The Elements of Style is simply written, but covers a wide variety of topics: punctuation is covered in detail, as well as trifling matters such as line spacing, margins, and titles. Strunk provides many comparisons between correct and incorrect English; and not only these comparisons but also his prose is often amusing. A set of basic rules is the meat of the book, but there is also a list of words and phrases to be avoided, and White has added an “Approach to Style” that will be helpful to both novelists and business writers.
Perhaps one of the most useful, and definitely one of the most Strunkian, of the rules is Rule 17: Omit Needless Words. Strunk begins it with a paragraph the likes of which are seldom seen in modern writing; “sixty-three words that could change the world,” White says in his introduction.
“Vigorous writing is concise.
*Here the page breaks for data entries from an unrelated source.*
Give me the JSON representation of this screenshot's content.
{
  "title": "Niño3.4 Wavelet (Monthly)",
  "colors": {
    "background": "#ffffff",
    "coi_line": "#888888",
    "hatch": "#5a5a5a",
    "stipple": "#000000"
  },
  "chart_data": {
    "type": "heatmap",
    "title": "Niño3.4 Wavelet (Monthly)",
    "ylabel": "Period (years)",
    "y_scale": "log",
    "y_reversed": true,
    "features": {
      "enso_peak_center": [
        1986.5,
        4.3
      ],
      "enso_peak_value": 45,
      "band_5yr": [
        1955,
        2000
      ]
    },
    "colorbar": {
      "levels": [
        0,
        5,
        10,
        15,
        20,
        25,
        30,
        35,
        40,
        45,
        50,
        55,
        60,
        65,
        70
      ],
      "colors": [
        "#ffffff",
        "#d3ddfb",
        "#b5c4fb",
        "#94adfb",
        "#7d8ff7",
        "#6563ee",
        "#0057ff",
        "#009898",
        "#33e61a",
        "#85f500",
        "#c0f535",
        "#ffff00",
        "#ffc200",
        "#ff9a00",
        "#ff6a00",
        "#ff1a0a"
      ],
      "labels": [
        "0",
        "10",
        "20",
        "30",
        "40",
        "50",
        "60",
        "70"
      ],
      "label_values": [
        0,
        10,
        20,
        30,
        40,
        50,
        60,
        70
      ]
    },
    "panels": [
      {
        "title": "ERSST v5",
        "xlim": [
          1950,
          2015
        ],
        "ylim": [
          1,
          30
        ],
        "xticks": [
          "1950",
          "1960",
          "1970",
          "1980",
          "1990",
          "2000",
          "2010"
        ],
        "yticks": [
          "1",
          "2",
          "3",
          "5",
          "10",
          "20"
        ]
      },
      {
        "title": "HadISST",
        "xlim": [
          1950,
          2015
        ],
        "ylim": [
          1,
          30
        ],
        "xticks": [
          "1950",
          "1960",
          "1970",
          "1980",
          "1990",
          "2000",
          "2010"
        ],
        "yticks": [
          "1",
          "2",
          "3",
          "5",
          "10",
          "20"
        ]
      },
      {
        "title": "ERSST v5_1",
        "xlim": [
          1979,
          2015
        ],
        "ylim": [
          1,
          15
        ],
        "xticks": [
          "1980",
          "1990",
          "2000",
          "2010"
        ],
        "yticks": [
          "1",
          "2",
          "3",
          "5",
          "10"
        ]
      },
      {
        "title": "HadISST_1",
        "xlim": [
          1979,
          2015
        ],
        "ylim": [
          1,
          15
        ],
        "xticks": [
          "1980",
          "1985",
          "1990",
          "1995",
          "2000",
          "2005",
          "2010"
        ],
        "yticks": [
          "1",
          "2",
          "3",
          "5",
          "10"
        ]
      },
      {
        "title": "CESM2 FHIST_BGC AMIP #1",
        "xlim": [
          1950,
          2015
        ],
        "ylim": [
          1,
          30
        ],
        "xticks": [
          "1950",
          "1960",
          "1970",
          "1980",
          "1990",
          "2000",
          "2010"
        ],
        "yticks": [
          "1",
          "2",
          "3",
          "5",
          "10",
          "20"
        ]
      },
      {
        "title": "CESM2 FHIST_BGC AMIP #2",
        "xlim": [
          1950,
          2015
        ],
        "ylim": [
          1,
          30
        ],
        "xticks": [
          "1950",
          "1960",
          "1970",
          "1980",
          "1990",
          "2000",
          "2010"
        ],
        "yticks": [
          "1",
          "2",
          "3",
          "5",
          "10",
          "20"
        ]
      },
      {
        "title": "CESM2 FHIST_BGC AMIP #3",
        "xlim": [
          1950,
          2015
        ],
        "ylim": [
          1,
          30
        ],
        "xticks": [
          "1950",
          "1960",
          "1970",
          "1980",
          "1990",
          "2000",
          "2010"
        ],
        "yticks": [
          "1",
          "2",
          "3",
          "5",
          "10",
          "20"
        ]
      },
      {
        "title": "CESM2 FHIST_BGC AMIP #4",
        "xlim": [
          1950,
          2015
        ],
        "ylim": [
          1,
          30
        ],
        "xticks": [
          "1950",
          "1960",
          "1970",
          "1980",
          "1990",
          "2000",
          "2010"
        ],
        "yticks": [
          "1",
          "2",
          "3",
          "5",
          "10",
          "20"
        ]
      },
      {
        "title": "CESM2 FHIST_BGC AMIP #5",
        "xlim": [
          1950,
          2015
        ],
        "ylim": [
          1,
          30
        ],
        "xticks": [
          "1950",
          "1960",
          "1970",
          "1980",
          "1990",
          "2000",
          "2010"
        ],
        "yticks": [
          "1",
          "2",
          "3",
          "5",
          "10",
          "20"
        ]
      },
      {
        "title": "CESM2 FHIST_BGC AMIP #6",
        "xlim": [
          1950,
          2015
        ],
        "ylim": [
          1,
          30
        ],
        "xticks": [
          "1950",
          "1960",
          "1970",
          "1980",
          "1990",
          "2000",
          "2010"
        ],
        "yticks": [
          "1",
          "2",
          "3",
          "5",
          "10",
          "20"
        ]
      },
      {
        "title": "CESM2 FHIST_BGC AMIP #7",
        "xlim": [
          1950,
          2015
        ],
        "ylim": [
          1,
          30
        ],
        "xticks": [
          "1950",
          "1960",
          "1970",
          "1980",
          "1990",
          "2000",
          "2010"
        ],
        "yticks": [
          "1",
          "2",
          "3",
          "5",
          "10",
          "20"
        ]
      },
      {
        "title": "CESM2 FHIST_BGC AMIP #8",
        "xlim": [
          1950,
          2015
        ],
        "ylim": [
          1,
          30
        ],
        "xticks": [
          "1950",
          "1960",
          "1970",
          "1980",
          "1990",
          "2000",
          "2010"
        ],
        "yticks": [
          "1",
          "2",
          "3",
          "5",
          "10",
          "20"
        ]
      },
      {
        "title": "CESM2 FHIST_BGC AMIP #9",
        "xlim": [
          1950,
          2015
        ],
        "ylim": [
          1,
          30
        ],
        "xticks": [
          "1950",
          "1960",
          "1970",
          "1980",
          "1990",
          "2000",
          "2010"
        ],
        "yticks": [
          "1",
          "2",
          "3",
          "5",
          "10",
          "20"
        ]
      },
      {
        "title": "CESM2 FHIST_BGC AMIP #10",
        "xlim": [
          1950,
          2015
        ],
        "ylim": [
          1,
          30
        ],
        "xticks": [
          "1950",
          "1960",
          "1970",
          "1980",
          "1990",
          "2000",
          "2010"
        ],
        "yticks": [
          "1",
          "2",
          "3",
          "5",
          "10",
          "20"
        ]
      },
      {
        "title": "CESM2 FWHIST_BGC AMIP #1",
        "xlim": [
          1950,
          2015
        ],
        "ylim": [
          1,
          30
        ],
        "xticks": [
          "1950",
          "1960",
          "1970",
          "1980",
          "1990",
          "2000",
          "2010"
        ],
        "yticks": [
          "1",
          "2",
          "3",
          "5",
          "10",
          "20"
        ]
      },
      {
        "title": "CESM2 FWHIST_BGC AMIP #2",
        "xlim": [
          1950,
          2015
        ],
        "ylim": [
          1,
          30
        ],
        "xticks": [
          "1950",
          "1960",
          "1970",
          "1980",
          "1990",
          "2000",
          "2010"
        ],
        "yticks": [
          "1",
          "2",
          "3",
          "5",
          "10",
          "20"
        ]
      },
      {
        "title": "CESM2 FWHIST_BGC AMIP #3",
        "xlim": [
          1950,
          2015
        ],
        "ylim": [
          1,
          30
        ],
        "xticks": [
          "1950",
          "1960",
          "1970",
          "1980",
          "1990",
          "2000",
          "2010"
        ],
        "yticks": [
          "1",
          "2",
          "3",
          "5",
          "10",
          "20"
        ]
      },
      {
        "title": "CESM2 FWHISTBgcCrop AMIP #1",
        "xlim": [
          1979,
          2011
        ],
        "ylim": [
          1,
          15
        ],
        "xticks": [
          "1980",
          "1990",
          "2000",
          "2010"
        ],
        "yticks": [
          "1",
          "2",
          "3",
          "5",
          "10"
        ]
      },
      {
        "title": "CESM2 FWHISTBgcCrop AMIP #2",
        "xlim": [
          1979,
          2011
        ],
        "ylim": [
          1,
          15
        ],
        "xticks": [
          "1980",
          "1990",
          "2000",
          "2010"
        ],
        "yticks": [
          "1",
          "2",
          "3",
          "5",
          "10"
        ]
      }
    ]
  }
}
A sentence should contain no unnecessary words, a paragraph no unnecessary sentences, for the same reason that a drawing should have no unnecessary lines and a machine no unnecessary parts. This requires not that the writer make all his sentences short, or that he avoid all detail and treat his subject only in outline, but that every word tell.”
Strunk himself, as White’s English professor at Cornell University, thought that this rule was the most important one of all, and followed it perfectly, omitting every needless word he came across. White says in the introduction, “In the days when I was sitting in his class, he omitted so many needless words, and omitted them so forcibly and with such eagerness and obvious relish, that he often seemed in the position of having shortchanged himself – a man left with nothing more to say yet time to fill, a radio prophet who had outdistanced the clock. Will Strunk got out of this predicament by a simple trick: he uttered every sentence three times. When he delivered his oration on brevity to the class, he leaned forward over his desk, grasped his coat lapels in his hands, and, in a husky, conspiratorial voice, said, ‘Rule Seventeen. Omit needless words! Omit needless words! Omit needless words!’”
And omit them he did when he authored his manuscript: although a short book, The Elements of Style is a good book, and shouldn’t be shunned simply because of its age or length. Concise, witty, and to the point, it says far more in its eighty pages than its modern competitors say in their hundreds. This paperback volume proudly bears on its cover a retail prices of five dollars and ninety-five cents – a bargain, considering the value it has to anybody. Whether or not you already think you write well, you can certainly learn from this book.